Christmas time is my favorite time of the year! It’s not about the presents for me, it’s about the baking! Not only do we bake all different kinds of cookies, we also bake special breads, like this Pandolce Genovese.
This month we are baking Holiday Breads that are perfect to celebrate the holiday season. For more bread recipes, visit the #TwelveLoaves Pinterest board, or check out last month’s inspiring selection of #TwelveLoaves Thanksgiving Biscuits and Rolls!
- Buttermilk Honey Santa Bread from Kudos Kitchen
- Cranberry Cinnamon Swirl Bread from Baking in Pyjamas
- Christmas Morning Crown from All That’s Left are the Crumbs
- Cranberry Orange Muffins from Hostess at Heart
- Fruity Santa Bread from Cheap Ethnic Eatz
- Pandolce Genovese from Savoring Italy
- Pecan Kringle from Karen’s Kitchen Stories
- The Precise Kitchen Elf’s Panettone from Culinary Adventures with Camilla
- 1/2 tsp. active dry yeast
- 1/2 cup warm milk
- 1/2 cup butter softened plus additional for greasing
- 3/4 cup sugar
- 1 tbsp. fennel seeds
- 1 egg lightly beaten
- 2 tsp. vanilla extract
- 4 tsp. orange flower water
- 3 1/2 cups flour
- 1/2 cup dried currants
- 1/3 cup golden raisins
- 1/3 cup finely chopped candied I used grated zest from one orange
- orange rind
- 1/3 cup pine nuts I used chopped whole almonds in this one
- Prepare the filling ingredients and set aside in a small bowl.
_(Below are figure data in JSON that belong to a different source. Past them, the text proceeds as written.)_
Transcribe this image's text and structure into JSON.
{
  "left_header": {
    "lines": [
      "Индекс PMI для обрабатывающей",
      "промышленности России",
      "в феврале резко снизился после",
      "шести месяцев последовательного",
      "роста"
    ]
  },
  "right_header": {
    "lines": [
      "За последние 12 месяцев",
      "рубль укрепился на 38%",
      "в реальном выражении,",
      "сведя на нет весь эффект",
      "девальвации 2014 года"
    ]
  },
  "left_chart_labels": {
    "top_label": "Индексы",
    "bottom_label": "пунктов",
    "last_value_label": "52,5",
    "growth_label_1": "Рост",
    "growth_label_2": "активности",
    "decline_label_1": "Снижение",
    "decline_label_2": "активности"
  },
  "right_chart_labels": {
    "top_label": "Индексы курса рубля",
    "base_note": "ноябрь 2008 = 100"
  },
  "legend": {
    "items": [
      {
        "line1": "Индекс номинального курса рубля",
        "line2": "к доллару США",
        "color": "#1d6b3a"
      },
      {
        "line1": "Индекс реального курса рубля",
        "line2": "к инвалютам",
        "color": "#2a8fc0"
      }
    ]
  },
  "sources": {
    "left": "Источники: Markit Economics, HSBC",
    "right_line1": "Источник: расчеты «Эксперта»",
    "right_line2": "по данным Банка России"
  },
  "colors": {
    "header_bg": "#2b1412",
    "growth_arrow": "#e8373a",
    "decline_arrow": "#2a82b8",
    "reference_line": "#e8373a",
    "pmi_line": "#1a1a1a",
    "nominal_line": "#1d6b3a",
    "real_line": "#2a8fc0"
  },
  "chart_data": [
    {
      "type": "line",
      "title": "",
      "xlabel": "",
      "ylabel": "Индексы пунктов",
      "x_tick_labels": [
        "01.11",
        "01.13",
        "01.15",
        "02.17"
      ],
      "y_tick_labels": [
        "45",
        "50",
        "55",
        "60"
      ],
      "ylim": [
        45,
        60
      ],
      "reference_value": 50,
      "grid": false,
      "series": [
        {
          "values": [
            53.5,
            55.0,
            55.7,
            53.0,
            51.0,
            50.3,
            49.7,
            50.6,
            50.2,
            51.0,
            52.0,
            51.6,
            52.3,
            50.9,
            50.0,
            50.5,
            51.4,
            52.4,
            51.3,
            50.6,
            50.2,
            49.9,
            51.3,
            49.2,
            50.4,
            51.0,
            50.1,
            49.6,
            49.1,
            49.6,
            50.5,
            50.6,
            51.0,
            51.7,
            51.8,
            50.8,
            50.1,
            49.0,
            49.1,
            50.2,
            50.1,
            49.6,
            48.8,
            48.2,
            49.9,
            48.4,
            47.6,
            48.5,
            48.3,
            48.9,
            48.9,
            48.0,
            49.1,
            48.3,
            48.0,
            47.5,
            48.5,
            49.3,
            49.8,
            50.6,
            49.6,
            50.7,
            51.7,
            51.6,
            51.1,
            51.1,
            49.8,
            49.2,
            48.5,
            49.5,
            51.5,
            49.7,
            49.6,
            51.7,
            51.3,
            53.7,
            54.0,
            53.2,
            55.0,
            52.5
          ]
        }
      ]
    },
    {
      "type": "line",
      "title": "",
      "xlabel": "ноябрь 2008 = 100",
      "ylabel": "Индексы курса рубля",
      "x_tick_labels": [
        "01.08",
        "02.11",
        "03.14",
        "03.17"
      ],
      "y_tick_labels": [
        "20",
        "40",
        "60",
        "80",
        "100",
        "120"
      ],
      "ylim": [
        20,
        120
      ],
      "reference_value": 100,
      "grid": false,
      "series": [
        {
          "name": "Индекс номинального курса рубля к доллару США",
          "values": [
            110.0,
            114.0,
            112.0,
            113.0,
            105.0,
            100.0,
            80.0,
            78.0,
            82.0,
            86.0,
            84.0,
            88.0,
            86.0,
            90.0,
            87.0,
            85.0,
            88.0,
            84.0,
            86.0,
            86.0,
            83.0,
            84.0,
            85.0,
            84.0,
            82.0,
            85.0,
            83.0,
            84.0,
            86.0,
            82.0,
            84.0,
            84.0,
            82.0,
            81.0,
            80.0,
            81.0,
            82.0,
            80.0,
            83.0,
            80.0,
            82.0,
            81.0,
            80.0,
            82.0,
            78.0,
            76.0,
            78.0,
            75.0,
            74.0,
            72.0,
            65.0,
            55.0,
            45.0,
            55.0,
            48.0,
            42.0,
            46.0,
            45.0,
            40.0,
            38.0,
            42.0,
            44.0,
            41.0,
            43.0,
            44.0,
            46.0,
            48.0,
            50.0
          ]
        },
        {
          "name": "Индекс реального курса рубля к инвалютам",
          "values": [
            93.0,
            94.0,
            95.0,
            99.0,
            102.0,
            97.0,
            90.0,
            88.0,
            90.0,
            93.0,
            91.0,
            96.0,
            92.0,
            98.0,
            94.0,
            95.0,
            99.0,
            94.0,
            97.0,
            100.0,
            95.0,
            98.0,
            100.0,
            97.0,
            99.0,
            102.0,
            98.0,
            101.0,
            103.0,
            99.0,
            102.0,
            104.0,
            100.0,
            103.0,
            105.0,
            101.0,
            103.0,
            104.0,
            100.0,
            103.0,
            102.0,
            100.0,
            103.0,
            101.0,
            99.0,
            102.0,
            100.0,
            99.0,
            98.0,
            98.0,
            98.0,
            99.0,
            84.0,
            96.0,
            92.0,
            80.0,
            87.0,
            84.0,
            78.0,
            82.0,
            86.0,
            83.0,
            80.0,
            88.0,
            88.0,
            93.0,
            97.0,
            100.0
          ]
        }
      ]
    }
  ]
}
- Dissolve yeast in milk in a small bowl. Set aside until foamy, about 10 minutes.
- Meanwhile, beat butter in an electric mixer and gradually add sugar, beating until mixture is light and fluffy. Mix in the egg, vanilla, and orange flower water, and mix thoroughly.
- Add milk and dissolved yeast and mix. (Mixture may appear slightly curdled.)
- Switch to the dough hook and gradually add flour, mixing thoroughly.
- When dough is smooth, mix in currants, raisins, orange rind, and pine nuts. The dough will be moist. Transfer dough to a large greased bowl. Cover with a clean dish towel and set aside in a warm place to rise for 3–4 hours. (Dough may only rise a little; this is a dense bread.)
- When you put the dough in the greased bowl, make sure it is smooth on top because when it ready to bake, you will just transform it directly from the bowl to the parchment lined baking sheet.
- Preheat oven to 375°. Your dough may be sticky. If so, wet your hands before transferring the dough to your parchment lined cookie sheet. Shape into a 6″ round and make a tic-tac-toe (#) pattern on top of the bread with a sharp knife.
- Bake until golden, 45 minutes to 1 hour. *I checked my bread after about 40 minutes and lowered the heat to 350 and tented it with aluminum foil so it wouldn’t brown too much more during the remainder of the baking time.
- Cool completely. To serve, cut or break into small pieces and serve with sweet wine, if desired. (Store in an airtight container.)